Investigations on Interlaminar Fracture Toughness of T300/914 Composite and Severe Plastic Deformation of C70600 Alloy

Abstract

Experiments were conducted to investigate Interlaminar fracture toughness of carbon epoxy composite T300/914. carbon epoxy composite T300/914 has wide range of applications in aerospace industry as a structural material. For measuring inter-laminar fracture toughness, laminates with a thickness of 4.6 mm comprising of 48 layers of T300/914 are used. Hand layup technique were used to create these specimens, which were then cured in an autoclave machine.
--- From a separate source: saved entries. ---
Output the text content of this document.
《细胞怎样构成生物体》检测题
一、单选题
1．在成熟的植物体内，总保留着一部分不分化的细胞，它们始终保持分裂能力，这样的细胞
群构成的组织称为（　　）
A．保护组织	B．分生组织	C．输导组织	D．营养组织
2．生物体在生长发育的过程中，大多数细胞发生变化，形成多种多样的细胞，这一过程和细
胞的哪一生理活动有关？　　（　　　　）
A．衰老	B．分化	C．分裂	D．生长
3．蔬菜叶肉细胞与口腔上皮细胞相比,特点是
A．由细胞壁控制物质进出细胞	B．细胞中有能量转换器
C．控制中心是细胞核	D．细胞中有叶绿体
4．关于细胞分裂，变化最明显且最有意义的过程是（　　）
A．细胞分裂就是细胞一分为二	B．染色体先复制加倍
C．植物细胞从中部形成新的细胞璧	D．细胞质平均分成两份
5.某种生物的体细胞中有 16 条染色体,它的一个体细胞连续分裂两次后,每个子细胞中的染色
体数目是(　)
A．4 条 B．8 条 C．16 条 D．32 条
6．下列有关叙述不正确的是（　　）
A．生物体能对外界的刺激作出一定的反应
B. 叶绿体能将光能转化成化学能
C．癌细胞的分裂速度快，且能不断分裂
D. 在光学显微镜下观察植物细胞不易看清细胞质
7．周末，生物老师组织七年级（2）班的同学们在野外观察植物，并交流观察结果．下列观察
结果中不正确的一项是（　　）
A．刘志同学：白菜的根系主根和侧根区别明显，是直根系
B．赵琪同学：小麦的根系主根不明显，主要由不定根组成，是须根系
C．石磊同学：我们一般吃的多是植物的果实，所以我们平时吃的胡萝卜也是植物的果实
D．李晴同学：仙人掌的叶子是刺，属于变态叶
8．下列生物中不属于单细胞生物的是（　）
Double Cantilever Beam (DCB) test for Mode I and End Notch Flexure (ENF) test for Mode II were carried out in line with ASTM standards. The findings of pulse-echo tests and C-Scan pictures of the specimens were used to pinpoint specific locations of delamination. During early testing, it was discovered that the interlaminar fracture toughness varied due to release of film's bonding to laminate's sides. Mode I and Mode II fracture toughness values of T300/914 laminate composites were determined to be 0.090 kJ/m2 and 0.542 kJ/m2, respectively, using Modified Beam Theory. Fracture toughness of identical laminate specimens changed depending on degree of compaction. Copper-Nickel alloy, C70600, because of its superior anti-corrosion and anti-fouling properties, was used in sea water pipe line applications, C70600 was subjected to severe plastic deformation process by equal channel angular pressing (ECAP) technique. Material were pressed at room temperature along route BC for 8 passes. Microstructural analysis, mechanical characterization and corrosion properties of the alloy was done for each of the ECAP processed samples. Initial homogenized material having equiaxial grains of average grain size 74µm was reduced to 20µm after 8 ECAP passes. Electron backscatter diffraction (EBSD) data presented an increase in low angle grain boundaries with increase in number of ECAP passes. Initially ultimate tensile strength (UTS) and hardness showed an increase of nearly 60% and 90% respectively. After 5th ECAP pass, drastic reduction in UTS and ductility was witnessed. Fractured surface revealed ductile type of facture with reduced ductility. Corrosion study showed improvement in corrosion resistance at higher ECAP passes.